Robotique
Les scientifiques utilisent un robot pour comprendre la communication des fourmis

Une équipe de scientifiques de l’Université de Bristol a développé un petit robot qui les aide à comprendre comment les fourmis s’enseignent les unes aux autres. Le robot a été conçu pour imiter le comportement des fourmis des rochers, qui s’appuient sur un enseignement individuel.
Cet enseignement individuel est ce qui permet à une fourmi qui découvre un meilleur nid d’enseigner à une autre fourmi individuelle le chemin pour y arriver.
Les résultats de l’équipe ont été publiés dans le Journal of Experimental Biology.
Comprendre les fourmis « enseignantes »
Cette nouvelle connaissance ouvre de nombreuses possibilités, car cela signifie que les éléments importants de l’enseignement parmi ces fourmis sont maintenant largement compris, avec la fourmi enseignante pouvant être remplacée par une machine.
L’un des principaux aspects de ce nouveau processus d’enseignement implique une fourmi qui conduit une autre fourmi lentement le long d’un chemin pour atteindre le nouveau nid. La fourmi suivante apprend le chemin suffisamment, ce qui lui permet de retourner chez elle et de conduire une autre fourmi au nouveau nid. Ce processus se poursuit une fourmi à la fois.
Nigel Franks est professeur à la School of Biological Sciences de Bristol.
« L’enseignement est si important dans notre vie que nous passons beaucoup de temps à enseigner aux autres ou à être enseignés nous-mêmes », déclare le professeur Franks. « Cela devrait nous amener à nous demander si l’enseignement se produit réellement chez les animaux non humains. Et, en fait, le premier cas dans lequel l’enseignement a été démontré de manière rigoureuse chez un autre animal a été chez une fourmi. »
L’équipe a cherché à mieux comprendre cet enseignement, en pensant que si elles pouvaient remplacer l’enseignant, elles comprendraient largement tous les éléments principaux du processus.
Construire et tester les robots
Pour cela, les chercheurs ont construit un grand arène avec une distance entre le vieux nid des fourmis, qui a été intentionnellement rendu de mauvaise qualité, et le nouveau nid amélioré. Afin de diriger le robot pour qu’il se déplace le long de chemins droits ou sinueux, l’équipe a placé une poutre sur le dessus de l’arène qui pouvait se déplacer d’avant en arrière avec un petit robot glissant attaché à elle. Ils ont ensuite attaché des glandes à phéromones attractives d’une ouvrière fourmi au robot, ce qui lui a donné les phéromones d’une fourmi enseignante.
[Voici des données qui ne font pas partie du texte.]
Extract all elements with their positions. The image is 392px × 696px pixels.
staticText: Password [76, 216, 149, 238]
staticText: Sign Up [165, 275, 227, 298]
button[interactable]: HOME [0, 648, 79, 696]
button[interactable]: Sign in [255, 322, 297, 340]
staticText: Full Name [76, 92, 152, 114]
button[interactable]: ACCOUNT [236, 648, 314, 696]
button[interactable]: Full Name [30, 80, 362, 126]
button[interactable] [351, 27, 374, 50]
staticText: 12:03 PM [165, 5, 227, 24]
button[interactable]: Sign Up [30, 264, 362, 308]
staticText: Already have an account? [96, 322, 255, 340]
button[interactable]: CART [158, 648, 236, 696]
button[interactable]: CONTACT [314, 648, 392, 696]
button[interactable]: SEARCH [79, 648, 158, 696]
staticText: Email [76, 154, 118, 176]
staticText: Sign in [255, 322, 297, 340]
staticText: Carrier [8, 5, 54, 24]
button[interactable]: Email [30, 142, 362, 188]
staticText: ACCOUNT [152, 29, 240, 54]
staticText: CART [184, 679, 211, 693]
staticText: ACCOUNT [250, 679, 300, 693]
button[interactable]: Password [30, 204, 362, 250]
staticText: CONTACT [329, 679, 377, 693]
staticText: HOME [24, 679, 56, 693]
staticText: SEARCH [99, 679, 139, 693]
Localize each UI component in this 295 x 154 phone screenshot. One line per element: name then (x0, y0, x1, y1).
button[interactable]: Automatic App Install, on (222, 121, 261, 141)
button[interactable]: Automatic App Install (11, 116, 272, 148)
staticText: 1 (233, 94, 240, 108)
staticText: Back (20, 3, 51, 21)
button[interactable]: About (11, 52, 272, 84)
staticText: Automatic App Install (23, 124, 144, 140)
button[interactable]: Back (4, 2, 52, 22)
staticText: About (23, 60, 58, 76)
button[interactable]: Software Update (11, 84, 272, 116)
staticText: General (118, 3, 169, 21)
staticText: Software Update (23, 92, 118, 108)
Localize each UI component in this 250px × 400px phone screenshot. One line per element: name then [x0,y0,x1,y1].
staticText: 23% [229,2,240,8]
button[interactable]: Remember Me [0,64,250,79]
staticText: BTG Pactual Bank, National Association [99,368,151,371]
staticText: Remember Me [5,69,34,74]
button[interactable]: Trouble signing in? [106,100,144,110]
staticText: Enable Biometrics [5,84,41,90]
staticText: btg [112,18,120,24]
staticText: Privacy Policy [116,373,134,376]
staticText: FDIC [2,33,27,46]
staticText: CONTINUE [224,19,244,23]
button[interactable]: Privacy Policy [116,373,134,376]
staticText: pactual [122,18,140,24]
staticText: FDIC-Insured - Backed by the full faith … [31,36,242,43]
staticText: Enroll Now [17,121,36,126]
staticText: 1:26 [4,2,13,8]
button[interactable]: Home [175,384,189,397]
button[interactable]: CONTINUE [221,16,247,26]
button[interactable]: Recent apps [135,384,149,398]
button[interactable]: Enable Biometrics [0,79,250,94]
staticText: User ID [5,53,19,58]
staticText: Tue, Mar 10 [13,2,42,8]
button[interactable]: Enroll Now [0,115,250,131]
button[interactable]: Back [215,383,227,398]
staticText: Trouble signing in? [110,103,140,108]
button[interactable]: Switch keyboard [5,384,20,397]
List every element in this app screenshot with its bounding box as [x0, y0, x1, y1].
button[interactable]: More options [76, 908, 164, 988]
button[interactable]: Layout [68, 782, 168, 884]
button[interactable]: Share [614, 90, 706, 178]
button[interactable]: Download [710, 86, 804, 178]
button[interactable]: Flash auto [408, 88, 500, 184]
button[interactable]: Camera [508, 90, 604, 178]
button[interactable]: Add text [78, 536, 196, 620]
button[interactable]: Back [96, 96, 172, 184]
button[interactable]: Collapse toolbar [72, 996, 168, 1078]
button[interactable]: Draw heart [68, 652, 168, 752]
« Nous avons attendu qu’une fourmi quitte le vieux nid et avons placé l’épingle du robot, ornée de phéromones attractives, directement devant elle », a déclaré le professeur Franks. « L’épingle a été programmée pour se déplacer vers le nouveau nid soit sur un chemin droit, soit sur un chemin sinueux. Nous avons dû permettre au robot d’être interrompu dans son trajet, par nous, afin que nous puissions attendre que la fourmi suivante rattrape son retard après avoir regardé autour d’elle pour apprendre les repères. »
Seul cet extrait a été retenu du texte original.